Друг. Эти бумаги были составлены не вчера.
Жена. Конечно, нет. Сколько тебе было лет, когда ты впервые задумался о смерти?
Друг. Гм… Ты хочешь сказать — о том, что она значит? (Улыбается, припоминая.) В возрасте, когда мы все становимся философами, лет в пятнадцать должно быть.

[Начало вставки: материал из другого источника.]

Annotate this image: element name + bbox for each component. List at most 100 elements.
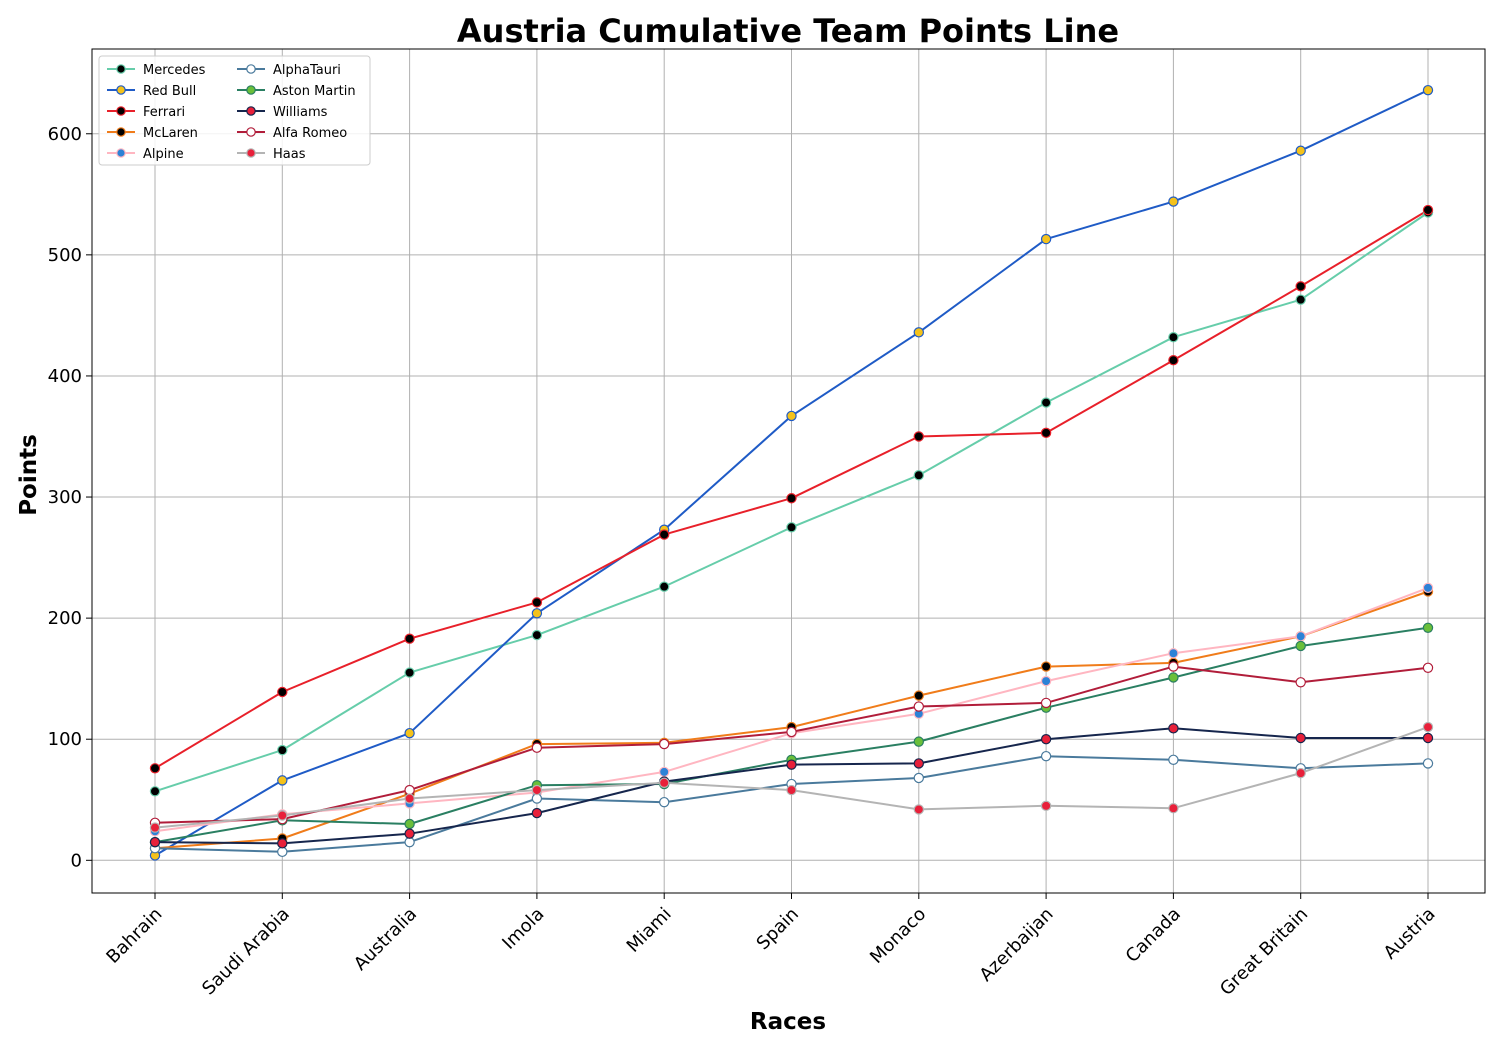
data-point-ferrari [1168, 355, 1179, 366]
data-point-alphatauri [1422, 758, 1434, 769]
data-point-williams [913, 758, 925, 769]
data-point-red-bull [1040, 233, 1052, 245]
data-point-alpine [1295, 631, 1306, 642]
data-point-alpine [1422, 582, 1434, 594]
data-point-mercedes [1295, 294, 1306, 305]
x-tick-label: Austria [1380, 904, 1440, 964]
data-point-haas [1422, 721, 1434, 733]
data-point-ferrari [659, 529, 670, 540]
y-tick-label: 0 [71, 850, 82, 871]
data-point-williams [149, 836, 161, 848]
data-point-haas [1168, 803, 1179, 814]
data-point-mercedes [1040, 397, 1052, 408]
data-point-mclaren [913, 690, 925, 701]
legend-label-aston-martin: Aston Martin [273, 84, 356, 99]
data-point-williams [786, 759, 797, 770]
data-point-alfa-romeo [786, 726, 797, 738]
y-axis-ticks: 0 100 200 300 400 500 600 [48, 124, 92, 871]
data-point-alphatauri [659, 796, 670, 808]
data-point-alpine [1040, 675, 1052, 687]
x-tick-label: Saudi Arabia [198, 904, 294, 1000]
data-point-aston-martin [1168, 672, 1179, 683]
legend-swatch-marker-alfa-romeo [246, 127, 256, 137]
data-point-williams [1422, 732, 1434, 744]
y-tick-label: 300 [48, 487, 82, 508]
data-point-williams [1168, 723, 1179, 734]
data-point-ferrari [1422, 204, 1434, 216]
data-point-ferrari [1295, 281, 1306, 292]
data-point-alpine [659, 766, 670, 778]
x-tick-label: Monaco [866, 904, 930, 968]
y-tick-label: 600 [48, 124, 82, 145]
legend-swatch-marker-ferrari [116, 106, 126, 116]
legend-label-mercedes: Mercedes [143, 63, 206, 78]
x-tick-label: Great Britain [1216, 904, 1312, 1000]
legend-label-williams: Williams [273, 105, 328, 120]
data-point-mercedes [149, 786, 161, 797]
chart-title: Austria Cumulative Team Points Line [457, 12, 1119, 50]
data-point-alphatauri [404, 836, 415, 848]
data-point-mercedes [531, 629, 543, 641]
data-point-mercedes [786, 522, 797, 533]
legend-label-alfa-romeo: Alfa Romeo [273, 126, 347, 141]
y-tick-label: 500 [48, 245, 82, 266]
data-point-alfa-romeo [1295, 677, 1306, 688]
x-axis-ticks: Bahrain Saudi Arabia Australia Imola Miami Sp… [102, 893, 1440, 1000]
data-point-ferrari [531, 597, 543, 608]
data-point-alfa-romeo [531, 742, 543, 753]
data-point-alfa-romeo [913, 701, 925, 712]
data-point-ferrari [149, 763, 161, 774]
data-point-ferrari [786, 493, 797, 504]
data-point-williams [277, 838, 288, 849]
data-point-red-bull [404, 727, 415, 739]
data-point-red-bull [277, 775, 288, 786]
legend-swatch-marker-aston-martin [246, 85, 256, 95]
legend-label-alphatauri: AlphaTauri [273, 63, 341, 78]
data-point-haas [149, 822, 161, 833]
legend: Mercedes Red Bull Ferrari McLaren Alpine Alph… [98, 55, 371, 166]
data-point-williams [404, 828, 415, 839]
x-tick-label: Spain [753, 904, 803, 954]
data-point-ferrari [277, 686, 288, 698]
y-tick-label: 200 [48, 608, 82, 629]
y-axis-label: Points [16, 434, 42, 516]
data-point-red-bull [1295, 145, 1306, 156]
data-point-aston-martin [404, 818, 415, 830]
data-point-alpine [1168, 648, 1179, 659]
x-tick-label: Miami [623, 904, 676, 957]
legend-label-red-bull: Red Bull [143, 84, 196, 99]
legend-label-ferrari: Ferrari [143, 105, 185, 120]
data-point-aston-martin [1422, 622, 1434, 634]
x-axis-label: Races [750, 1009, 826, 1035]
data-point-red-bull [531, 608, 543, 619]
legend-box [98, 55, 371, 166]
data-point-mercedes [277, 744, 288, 756]
data-point-haas [277, 810, 288, 821]
x-tick-label: Canada [1122, 904, 1185, 967]
legend-swatch-marker-mclaren [116, 127, 126, 137]
data-point-haas [1295, 767, 1306, 779]
data-point-ferrari [404, 633, 415, 644]
data-point-mercedes [659, 581, 670, 592]
data-point-ferrari [1040, 427, 1052, 439]
data-point-williams [1040, 734, 1052, 745]
data-point-alfa-romeo [659, 738, 670, 750]
data-point-alphatauri [1040, 750, 1052, 762]
legend-swatch-marker-mercedes [116, 64, 126, 74]
legend-swatch-marker-red-bull [116, 85, 126, 95]
data-point-haas [659, 777, 670, 789]
y-tick-label: 400 [48, 366, 82, 387]
legend-label-alpine: Alpine [143, 147, 184, 162]
data-point-ferrari [913, 431, 925, 442]
data-point-alfa-romeo [1168, 661, 1179, 672]
data-point-williams [1295, 732, 1306, 744]
data-point-haas [404, 793, 415, 804]
data-point-alfa-romeo [1422, 662, 1434, 673]
data-point-alphatauri [531, 793, 543, 804]
x-tick-label: Azerbaijan [976, 904, 1058, 986]
data-point-williams [531, 807, 543, 819]
data-point-mercedes [404, 667, 415, 678]
data-point-red-bull [913, 327, 925, 338]
data-point-haas [531, 784, 543, 796]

Жена (с легким нетерпением; все это не кажется ей забавным). Нет, нет, когда ты впервые задумался о ней в применении к самому себе. Когда ты понял, что находишься на самом гребне волны и что она уже на полпути к берегу и ты с ней тоже.
Друг. А-а. (Пауза.) Лет тридцати восьми…
Жена. И ты тогда составил завещание?
Друг (сокрушенно улыбаясь). Да.
Жена. С распоряжениями?
Друг (почему-то это приводит его в ярость). Да! Но не об этом! Не о том, как поступить со мной. Возможно, об этом больше думают женщины.
Жена (удивленно, уступает). Возможно.
Друг (также несколько уступчивее). А возможно, я просто не подумал, что об этом надо подумать.
Жена. Господи, неужели я такая дикарка? Что у меня — в волосах перья и разноцветная глина, а мочки ушей свисают по самые плечи? Не знаю! Я рассуждала просто: можно потерять своего мужа, пока он жив, но, когда он умирает, он снова становится твоим.
Дочь (не меняя позы). Но пока еще нет.
Жена хочет ответить, но сдерживается.
Друг. Что — нет?
Дочь. Пока еще он не умер.
Друг (сдерживая гнев). Мы это знаем.
Дочь. Да? А мне показалось…
Любовница (мягко). Давайте не будем больше говорить об этом. Нас не так понимают.